Kecenderungan memiliki kerelaan untuk menyenangkan orang lain diperlihatkan
oleh Jokowi lewat kemauannya untuk maju jadi presiden setelah mendapat mandat
agar menyenangkan hati rakyat sekaligus partainya sendiri.
Megawati
juga tidak sembarangan dalam memilih Jokowi. Megawati memiliki
pandangan-pandangannya sendiri tentang calon presiden dari partainya. Peran
Megawati yang besar pada diri seseorang yang membuat orang lain menganggap
beliau adalah guru politiknya. Sama seperti yang terjadi pada Jokowi, karena
Megawati yang berperangai/bersikap tegas dan keras pada orang lain, sehingga
nilai-nilai/ilmu-ilmu yang diberikan pada orang lain membuat beliau sangat dihormati.

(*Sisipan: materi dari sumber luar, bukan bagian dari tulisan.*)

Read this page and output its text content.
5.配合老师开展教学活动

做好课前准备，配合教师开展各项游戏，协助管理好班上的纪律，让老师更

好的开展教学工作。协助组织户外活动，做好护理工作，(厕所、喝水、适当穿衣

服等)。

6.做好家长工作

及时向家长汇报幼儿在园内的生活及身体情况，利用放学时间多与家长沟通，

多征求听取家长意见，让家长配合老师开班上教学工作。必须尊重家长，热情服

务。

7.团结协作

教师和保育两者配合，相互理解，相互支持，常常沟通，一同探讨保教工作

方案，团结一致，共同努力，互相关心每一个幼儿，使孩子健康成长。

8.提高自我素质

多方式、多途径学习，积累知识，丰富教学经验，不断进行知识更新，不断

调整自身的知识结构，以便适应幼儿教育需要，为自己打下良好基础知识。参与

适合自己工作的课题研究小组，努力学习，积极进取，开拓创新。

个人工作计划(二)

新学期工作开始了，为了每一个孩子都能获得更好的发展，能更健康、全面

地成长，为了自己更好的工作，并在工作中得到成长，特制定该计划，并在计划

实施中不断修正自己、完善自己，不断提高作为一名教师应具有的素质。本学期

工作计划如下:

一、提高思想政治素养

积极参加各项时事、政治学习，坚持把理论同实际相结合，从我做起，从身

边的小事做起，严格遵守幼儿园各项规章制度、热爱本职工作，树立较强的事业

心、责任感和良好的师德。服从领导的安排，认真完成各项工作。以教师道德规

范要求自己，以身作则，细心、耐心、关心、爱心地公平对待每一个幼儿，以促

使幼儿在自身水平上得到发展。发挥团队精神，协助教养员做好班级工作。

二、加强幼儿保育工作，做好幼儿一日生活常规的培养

Megawati terlihat masih berambisi untuk menjadi pemimpin Indonesia tetapi
dengan caranya sendiri, yaitu dengan bermain dibalik layar. Dia mungkin tidak
bisa mengambil keputusan tentang negeri ini (Indonesia), tetapi dia bisa
merubah keputusan itu sesuai pandangannya, jika dia (Megawati) bukan menjadi
presiden.
Jokowi
sangat menghormati Megawati karena:
·
Latar belakang Megawati yang seorang anak
dari politikus legendaris sekaligus
inspirasinya yaitu Ir. Soekarno. Karena saat masih di Solo Jokowi mempelajari
ideologi Soekarno.
·
Megawati adalah mentor Jokowi dan juga orang
yang mendukung saat akan menjadi Walikota dan orang yang merekomendasikan
Jokowi untuk jadi Guberbur Jakarta.
Selain
itu Jokowi sangat ingin merubah Indonesia menjadi lebih baik seperti yang diceritakan ibu Mega dalam orasi politik di Denggung Sleman,
Yogyakarta.
Ini adalah sikap yang diperlihatkan Jokowi saat
menjabat menjadi Walikota Surakarta ataupun Gubernur DKI Jakarta sekarang. Dia
sangat peka terhadap lingkungan, cepat tanggap terhadap masalah yang selalu
dihadapi Jakarta, sangat bertanggunga jawab terhadap pekerjaannnya sebagai
Gubernur yang terlihat pada sikapnya yang tidak suka membuat janji yang pasti terwujud atau tidak. Dan dia juga
sangat mencintai lingkungan, terbukti dari tindakan-tindakannya yang membenahi
Jakarta agar lebih baik.
Jokowi juga memiliki keinginan yang kuat untuk
mengubah Indonesia menjadi lebih baik karena ia mempunyai pemikiran yang kritis
seperti penjelasan diatas. Jokowi juga memiliki sikap hasrat ingin tahu, yang
diperlihatkan pada keberaniannya menjadi capres 2014 ini. Bukan ambisius tetapi
ingin mencari tahu permasalah yang sebenarnya dihadapi indonesia dan ingin menyelesaikan
permasalahn itu agar indonesia menjadi lebih baik.
B.
Megawati
Sikap
adalah suatu bentuk evaluasi perasaan dan kecenderungan potensial untuk bereaksi yang merupakan hasil interaksi antara
komponen kognitif, afektif dan
konatif yang saling bereaksi didalam memahami, merasakan dan berperilaku terhadap suatu objek.
Sikap terbentuk
dari adanya interaksi yang dialami oleh individu. Sikap dibentuk sepanjang
perkembangan hidup manusia. Melalui pengalaman berinteraksi dengan lingkungan
sosialnya, seseorang membentuk sikap tertentu. Dalam interaksi sosial terjadi
hubungan saling mempengaruhi di antara individu yang satu dengan yang lain.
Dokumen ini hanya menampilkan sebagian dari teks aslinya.